There has and always will be something magical about watching people get baked on screen and then do something intensely stupid. Why? The answer has a lot to do with the fact that many of us know the feeling and can relate. And even if it’s crappy reality TV, the ability to relate allows for a connection with the audience despite the utter stupidity or inanity of the content.

A Very Harold and Kumar 3D Christmas

At Quality 16 and Rave
Warner Bros.


Some of the greatest stoner flicks, like “The Big Lebowski” and “Dazed and Confused,” were grounded by the implausibility of every major plot development. Underlying themes of the struggle to confront immaturity and obscurity added the personal touch that made the films worthwhile. Falling within these expected bounds is “A Very Harold and Kumar 3D Christmas,” the latest in a franchise that has now spanned eight years.

In those eight years, nothing in particular has changed except the age of the two leads. The movie still features an assorted selection of racial jokes, sexual innuendo, rampant drug use and, of course, Neil Patrick Harris (TV’s “How I Met Your Mother”).
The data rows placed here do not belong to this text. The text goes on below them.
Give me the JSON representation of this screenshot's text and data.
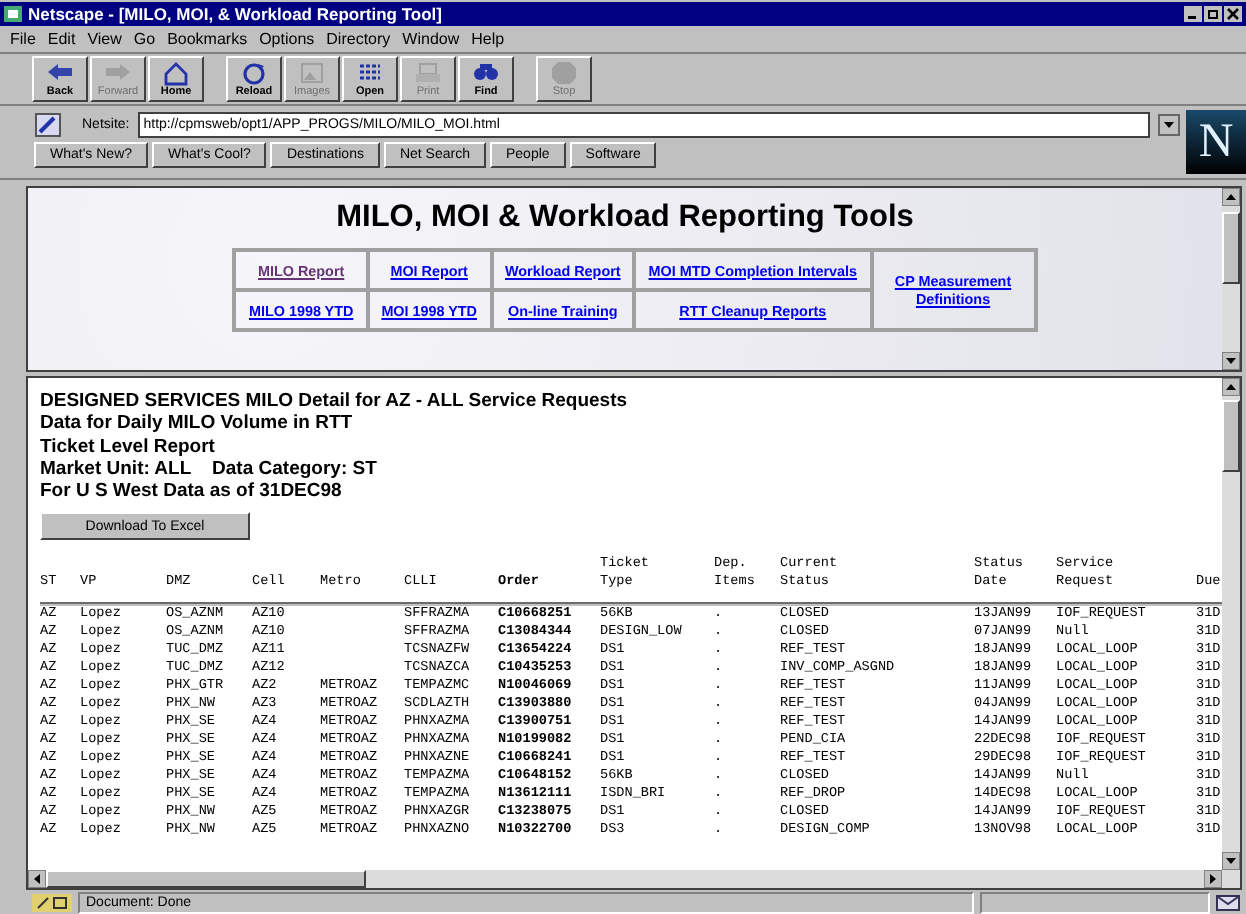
{
  "window": {
    "title": "Netscape - [MILO, MOI, & Workload Reporting Tool]"
  },
  "menu": [
    "File",
    "Edit",
    "View",
    "Go",
    "Bookmarks",
    "Options",
    "Directory",
    "Window",
    "Help"
  ],
  "toolbar": [
    {
      "label": "Back",
      "kind": "back",
      "disabled": false
    },
    {
      "label": "Forward",
      "kind": "forward",
      "disabled": true
    },
    {
      "label": "Home",
      "kind": "home",
      "disabled": false
    },
    {
      "label": "Reload",
      "kind": "reload",
      "disabled": false
    },
    {
      "label": "Images",
      "kind": "images",
      "disabled": true
    },
    {
      "label": "Open",
      "kind": "open",
      "disabled": false
    },
    {
      "label": "Print",
      "kind": "print",
      "disabled": true
    },
    {
      "label": "Find",
      "kind": "find",
      "disabled": false
    },
    {
      "label": "Stop",
      "kind": "stop",
      "disabled": true
    }
  ],
  "location": {
    "label": "Netsite:",
    "value": "http://cpmsweb/opt1/APP_PROGS/MILO/MILO_MOI.html"
  },
  "logo": "N",
  "directory_buttons": [
    "What's New?",
    "What's Cool?",
    "Destinations",
    "Net Search",
    "People",
    "Software"
  ],
  "top_frame": {
    "heading": "MILO, MOI & Workload Reporting Tools",
    "links": [
      {
        "label": "MILO Report",
        "visited": true
      },
      {
        "label": "MOI Report",
        "visited": false
      },
      {
        "label": "Workload Report",
        "visited": false
      },
      {
        "label": "MOI MTD Completion Intervals",
        "visited": false
      },
      {
        "label": "CP Measurement Definitions",
        "visited": false
      },
      {
        "label": "MILO 1998 YTD",
        "visited": false
      },
      {
        "label": "MOI 1998 YTD",
        "visited": false
      },
      {
        "label": "On-line Training",
        "visited": false
      },
      {
        "label": "RTT Cleanup Reports",
        "visited": false
      }
    ]
  },
  "report": {
    "lines": [
      "DESIGNED SERVICES MILO Detail for AZ - ALL Service Requests",
      "Data for Daily MILO Volume in RTT",
      "Ticket Level Report",
      "Market Unit: ALL    Data Category: ST",
      "For U S West Data as of 31DEC98"
    ],
    "button": "Download To Excel",
    "columns": [
      "ST",
      "VP",
      "DMZ",
      "Cell",
      "Metro",
      "CLLI",
      "Order",
      "Ticket Type",
      "Dep. Items",
      "Current Status",
      "Status Date",
      "Service Request",
      "Due"
    ],
    "rows": [
      [
        "AZ",
        "Lopez",
        "OS_AZNM",
        "AZ10",
        "",
        "SFFRAZMA",
        "C10668251",
        "56KB",
        ".",
        "CLOSED",
        "13JAN99",
        "IOF_REQUEST",
        "31D"
      ],
      [
        "AZ",
        "Lopez",
        "OS_AZNM",
        "AZ10",
        "",
        "SFFRAZMA",
        "C13084344",
        "DESIGN_LOW",
        ".",
        "CLOSED",
        "07JAN99",
        "Null",
        "31D"
      ],
      [
        "AZ",
        "Lopez",
        "TUC_DMZ",
        "AZ11",
        "",
        "TCSNAZFW",
        "C13654224",
        "DS1",
        ".",
        "REF_TEST",
        "18JAN99",
        "LOCAL_LOOP",
        "31D"
      ],
      [
        "AZ",
        "Lopez",
        "TUC_DMZ",
        "AZ12",
        "",
        "TCSNAZCA",
        "C10435253",
        "DS1",
        ".",
        "INV_COMP_ASGND",
        "18JAN99",
        "LOCAL_LOOP",
        "31D"
      ],
      [
        "AZ",
        "Lopez",
        "PHX_GTR",
        "AZ2",
        "METROAZ",
        "TEMPAZMC",
        "N10046069",
        "DS1",
        ".",
        "REF_TEST",
        "11JAN99",
        "LOCAL_LOOP",
        "31D"
      ],
      [
        "AZ",
        "Lopez",
        "PHX_NW",
        "AZ3",
        "METROAZ",
        "SCDLAZTH",
        "C13903880",
        "DS1",
        ".",
        "REF_TEST",
        "04JAN99",
        "LOCAL_LOOP",
        "31D"
      ],
      [
        "AZ",
        "Lopez",
        "PHX_SE",
        "AZ4",
        "METROAZ",
        "PHNXAZMA",
        "C13900751",
        "DS1",
        ".",
        "REF_TEST",
        "14JAN99",
        "LOCAL_LOOP",
        "31D"
      ],
      [
        "AZ",
        "Lopez",
        "PHX_SE",
        "AZ4",
        "METROAZ",
        "PHNXAZMA",
        "N10199082",
        "DS1",
        ".",
        "PEND_CIA",
        "22DEC98",
        "IOF_REQUEST",
        "31D"
      ],
      [
        "AZ",
        "Lopez",
        "PHX_SE",
        "AZ4",
        "METROAZ",
        "PHNXAZNE",
        "C10668241",
        "DS1",
        ".",
        "REF_TEST",
        "29DEC98",
        "IOF_REQUEST",
        "31D"
      ],
      [
        "AZ",
        "Lopez",
        "PHX_SE",
        "AZ4",
        "METROAZ",
        "TEMPAZMA",
        "C10648152",
        "56KB",
        ".",
        "CLOSED",
        "14JAN99",
        "Null",
        "31D"
      ],
      [
        "AZ",
        "Lopez",
        "PHX_SE",
        "AZ4",
        "METROAZ",
        "TEMPAZMA",
        "N13612111",
        "ISDN_BRI",
        ".",
        "REF_DROP",
        "14DEC98",
        "LOCAL_LOOP",
        "31D"
      ],
      [
        "AZ",
        "Lopez",
        "PHX_NW",
        "AZ5",
        "METROAZ",
        "PHNXAZGR",
        "C13238075",
        "DS1",
        ".",
        "CLOSED",
        "14JAN99",
        "IOF_REQUEST",
        "31D"
      ],
      [
        "AZ",
        "Lopez",
        "PHX_NW",
        "AZ5",
        "METROAZ",
        "PHNXAZNO",
        "N10322700",
        "DS3",
        ".",
        "DESIGN_COMP",
        "13NOV98",
        "LOCAL_LOOP",
        "31D"
      ]
    ]
  },
  "status_bar": {
    "text": "Document: Done"
  }
}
That’s not to say that anything about this movie is predictable. Viewers still get to experience the same “WTF” moments from the first two movies, all stemming from the worst kind of decision-making possible. The jokes, no matter how crude in taste they may be, are still hilarious.

But what made the first movie more than just another funny stoner comedy was the way it questioned racial stereotypes. Harold (John Cho, “Star Trek”) and Kumar (Kal Penn, “The Namesake”) are still very likable characters, but by now their antics are so identifiable that it’s not surprising to see them responsible for so much drug-induced mayhem.
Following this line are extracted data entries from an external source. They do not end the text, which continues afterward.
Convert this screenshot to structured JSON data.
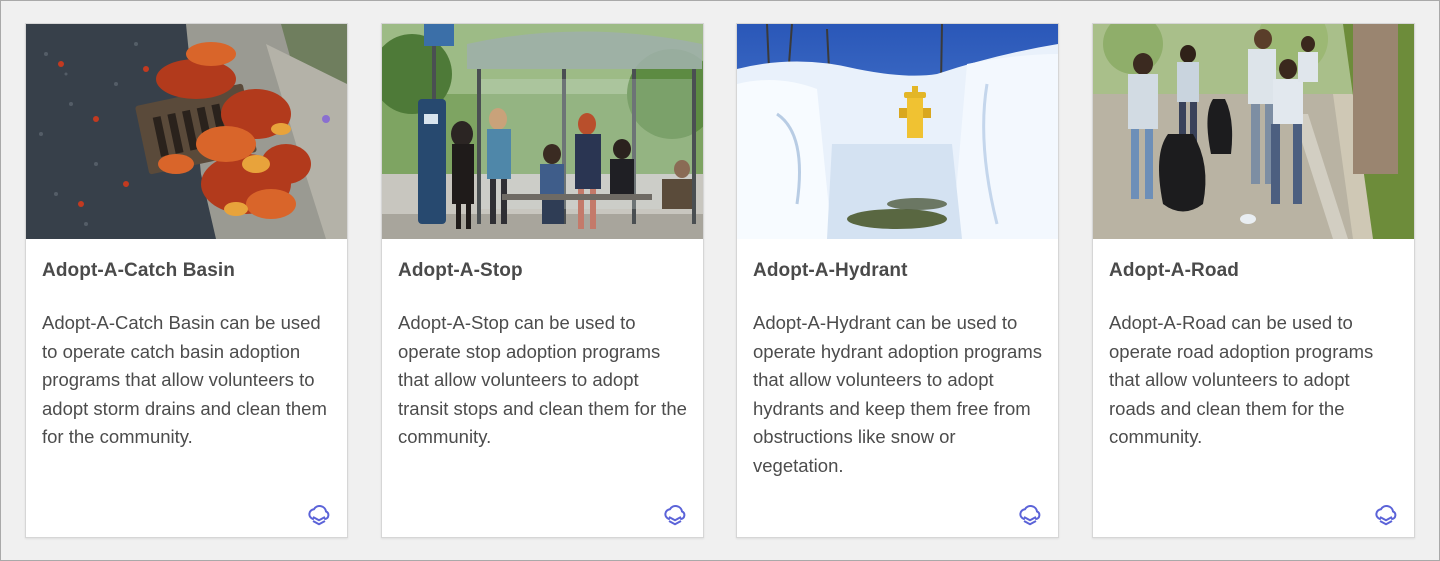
{
  "accent_color": "#5b63d8",
  "cards": [
    {
      "image": "storm-drain-with-autumn-leaves",
      "title": "Adopt-A-Catch Basin",
      "description": "Adopt-A-Catch Basin can be used to operate catch basin adoption programs that allow volunteers to adopt storm drains and clean them for the community.",
      "icon": "cloud-layers-icon"
    },
    {
      "image": "people-at-bus-stop-shelter",
      "title": "Adopt-A-Stop",
      "description": "Adopt-A-Stop can be used to operate stop adoption programs that allow volunteers to adopt transit stops and clean them for the community.",
      "icon": "cloud-layers-icon"
    },
    {
      "image": "fire-hydrant-in-snow",
      "title": "Adopt-A-Hydrant",
      "description": "Adopt-A-Hydrant can be used to operate hydrant adoption programs that allow volunteers to adopt hydrants and keep them free from obstructions like snow or vegetation.",
      "icon": "cloud-layers-icon"
    },
    {
      "image": "volunteers-picking-up-litter",
      "title": "Adopt-A-Road",
      "description": "Adopt-A-Road can be used to operate road adoption programs that allow volunteers to adopt roads and clean them for the community.",
      "icon": "cloud-layers-icon"
    }
  ]
}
The mayhem here ensues when Kumar accidentally burns down the 12-foot Douglas fir tree grown by Harold’s Christmas-obsessed father-in-law (Danny Trejo, “Machete”). The rest of the movie is spent trying to find a replacement tree before the father-in-law returns from midnight mass on Christmas Eve. Along for the ride are Adrian (CollegeHumor’s Amir Blumenfeld), Todd (Thomas Lennon, TV’s “Reno 911”) and Todd’s five-year-old daughter Caren (newcomer Isabella Gielniak) who, as the film progresses, gets exposed to marijuana, cocaine, ecstasy and other drugs.

At times, the convoluted nature of the plot, which also involves Ukranian mobsters and Santa Claus, takes the edge away from what could have been the funniest jokes of the movie. Though the humor is as vulgar as it’s ever been, it doesn’t catch the audience off guard because too much time is spent thinking about all the stupid little details that make the storyline function.
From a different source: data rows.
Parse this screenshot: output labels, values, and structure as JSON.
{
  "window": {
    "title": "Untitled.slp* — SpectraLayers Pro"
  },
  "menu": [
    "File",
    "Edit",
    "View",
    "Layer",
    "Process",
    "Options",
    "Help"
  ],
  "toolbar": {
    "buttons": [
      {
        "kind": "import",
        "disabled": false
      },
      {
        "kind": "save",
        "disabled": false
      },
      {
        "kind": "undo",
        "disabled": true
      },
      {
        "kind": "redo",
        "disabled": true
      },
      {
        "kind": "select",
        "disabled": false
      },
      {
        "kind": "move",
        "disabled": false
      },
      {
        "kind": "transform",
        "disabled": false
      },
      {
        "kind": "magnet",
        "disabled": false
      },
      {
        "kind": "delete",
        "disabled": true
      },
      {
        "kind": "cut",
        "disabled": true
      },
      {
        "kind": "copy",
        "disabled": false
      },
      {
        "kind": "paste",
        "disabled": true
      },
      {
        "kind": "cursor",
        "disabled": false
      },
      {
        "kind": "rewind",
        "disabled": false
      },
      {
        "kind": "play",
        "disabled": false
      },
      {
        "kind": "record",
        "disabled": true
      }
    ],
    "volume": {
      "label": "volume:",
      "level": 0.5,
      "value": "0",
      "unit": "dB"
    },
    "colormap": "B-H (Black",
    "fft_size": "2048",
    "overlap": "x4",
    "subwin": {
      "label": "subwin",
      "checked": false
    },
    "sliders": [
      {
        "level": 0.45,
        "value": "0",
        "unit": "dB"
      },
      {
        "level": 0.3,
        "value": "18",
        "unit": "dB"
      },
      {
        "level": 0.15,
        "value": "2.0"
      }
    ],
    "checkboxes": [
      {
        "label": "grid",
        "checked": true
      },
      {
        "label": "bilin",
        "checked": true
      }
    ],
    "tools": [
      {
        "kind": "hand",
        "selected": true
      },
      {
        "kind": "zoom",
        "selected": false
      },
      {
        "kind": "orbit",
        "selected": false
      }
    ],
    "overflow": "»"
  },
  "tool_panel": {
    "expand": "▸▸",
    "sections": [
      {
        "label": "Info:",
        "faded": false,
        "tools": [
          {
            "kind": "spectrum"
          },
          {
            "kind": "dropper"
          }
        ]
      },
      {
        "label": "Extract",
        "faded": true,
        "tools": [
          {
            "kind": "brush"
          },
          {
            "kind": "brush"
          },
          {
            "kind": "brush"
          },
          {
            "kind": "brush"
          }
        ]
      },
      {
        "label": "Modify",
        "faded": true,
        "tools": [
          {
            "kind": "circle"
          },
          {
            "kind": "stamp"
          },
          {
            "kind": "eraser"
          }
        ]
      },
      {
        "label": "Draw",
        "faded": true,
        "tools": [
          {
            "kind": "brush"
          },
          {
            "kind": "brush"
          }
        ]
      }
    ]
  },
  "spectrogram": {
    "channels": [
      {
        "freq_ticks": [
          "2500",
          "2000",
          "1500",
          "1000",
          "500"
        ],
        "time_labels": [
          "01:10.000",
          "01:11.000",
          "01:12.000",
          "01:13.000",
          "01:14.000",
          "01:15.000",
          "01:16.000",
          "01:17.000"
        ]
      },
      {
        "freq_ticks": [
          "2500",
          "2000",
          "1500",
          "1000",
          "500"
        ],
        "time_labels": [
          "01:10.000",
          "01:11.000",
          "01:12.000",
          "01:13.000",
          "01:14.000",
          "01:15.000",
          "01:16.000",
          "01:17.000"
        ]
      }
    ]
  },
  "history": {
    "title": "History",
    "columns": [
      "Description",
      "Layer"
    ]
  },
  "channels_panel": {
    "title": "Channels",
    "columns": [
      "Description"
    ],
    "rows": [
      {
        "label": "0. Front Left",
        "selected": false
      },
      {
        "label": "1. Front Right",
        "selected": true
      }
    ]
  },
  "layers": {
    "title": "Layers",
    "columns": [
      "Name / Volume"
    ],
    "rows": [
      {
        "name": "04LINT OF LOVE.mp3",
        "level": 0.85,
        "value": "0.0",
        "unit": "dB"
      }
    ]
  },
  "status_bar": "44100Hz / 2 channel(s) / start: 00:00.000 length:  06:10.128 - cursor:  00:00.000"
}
The one performance that brings excitement to the screen is Harris’s, who reappears as the fictionalized sex- and drug-crazed version of himself. The thing that elevates his character is that he’s erratic. Because the dramatized NPH is capable of every imaginable monstrosity, the audience can never really tell what insane thing he’ll think of next.

Unfortunately, the same can’t be said for Harold and Kumar, who, like this movie, end up being funny but are all too lost within unoriginal, unnecessary character details.